Konon, Koh Tiong pernah berguru kepada Khong A Djong, tokoh pengobatan dan bela diri khas Tiongkok yang juga disebut sebagai murid Wong Fei Hong. Namun, klaim tersebut dibantah oleh Khong Fan Shen, putra Khong A Djong. Melalui orang kepercayaannya, Bram Luska, ia menegaskan bahwa Koh Tiong tidak pernah dikenal dalam lingkaran keluarganya, termasuk soal peracikan minuman kesehatan Adjong yang disebut-sebut menjadi cikal bakal Congyang.
Dari Adjong ke Congyang
Sejarah Congyang tidak lepas dari keberadaan minuman Adjong yang sempat populer di Semarang pada era 1980-an. Adjong awalnya diracik sebagai minuman kesehatan, namun kerap disalahgunakan hingga muncul istilah “doyong Adjong” untuk menggambarkan seseorang yang mabuk setelah mengonsumsinya.

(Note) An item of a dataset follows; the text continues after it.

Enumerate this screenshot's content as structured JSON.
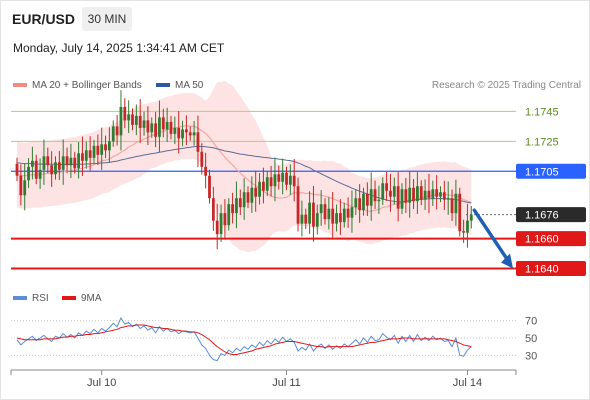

Seiring waktu, Adjong mulai ditinggalkan karena dianggap terlalu keras layaknya arak Tiongkok. Rasanya pun tidak cocok dengan selera sebagian besar konsumen lokal. Dari situlah lahir Congyang sebagai pengganti dengan cita rasa yang lebih halus dan sesuai dengan lidah masyarakat Semarang.
Popularitas Congyang terus meningkat hingga akhirnya diproduksi secara massal. Produksi awalnya dilakukan di sebuah rumah di kawasan Pecinan Semarang, tepatnya di sebelah Klenteng Siu Hok Bio. Pada tahap distribusi awal, Congyang dikemas dalam besek dengan pelindung dari dami (jerami padi kering) agar botol tidak mudah pecah saat dikirim.
Antara Jamu dan Alkohol
Meski awalnya dikenal sebagai jamu kesehatan, Congyang pada praktiknya lebih sering dikonsumsi secara berlebihan sehingga menimbulkan efek memabukkan. Minuman ini merupakan hasil fermentasi beras, gula pasir, spirit, perasa kopi moka, pewarna makanan, serta beberapa bahan tambahan lain yang menjadikannya masuk kategori minuman beralkohol golongan B dengan kadar 19,5 persen.
Melihat potensi penyalahgunaan, pemerintah kemudian memberlakukan pengawasan ketat terhadap peredaran Congyang. Minuman ini hanya boleh diedarkan dengan regulasi khusus sesuai aturan tentang minuman beralkohol.
Kini, Congyang tetap menjadi bagian dari warisan budaya kuliner Semarang — sebuah simbol akulturasi panjang antara tradisi Jawa dan Tionghoa yang unik, sekaligus menimbulkan perdebatan antara fungsi jamu kesehatan dan minuman beralkohol.(Wi2k)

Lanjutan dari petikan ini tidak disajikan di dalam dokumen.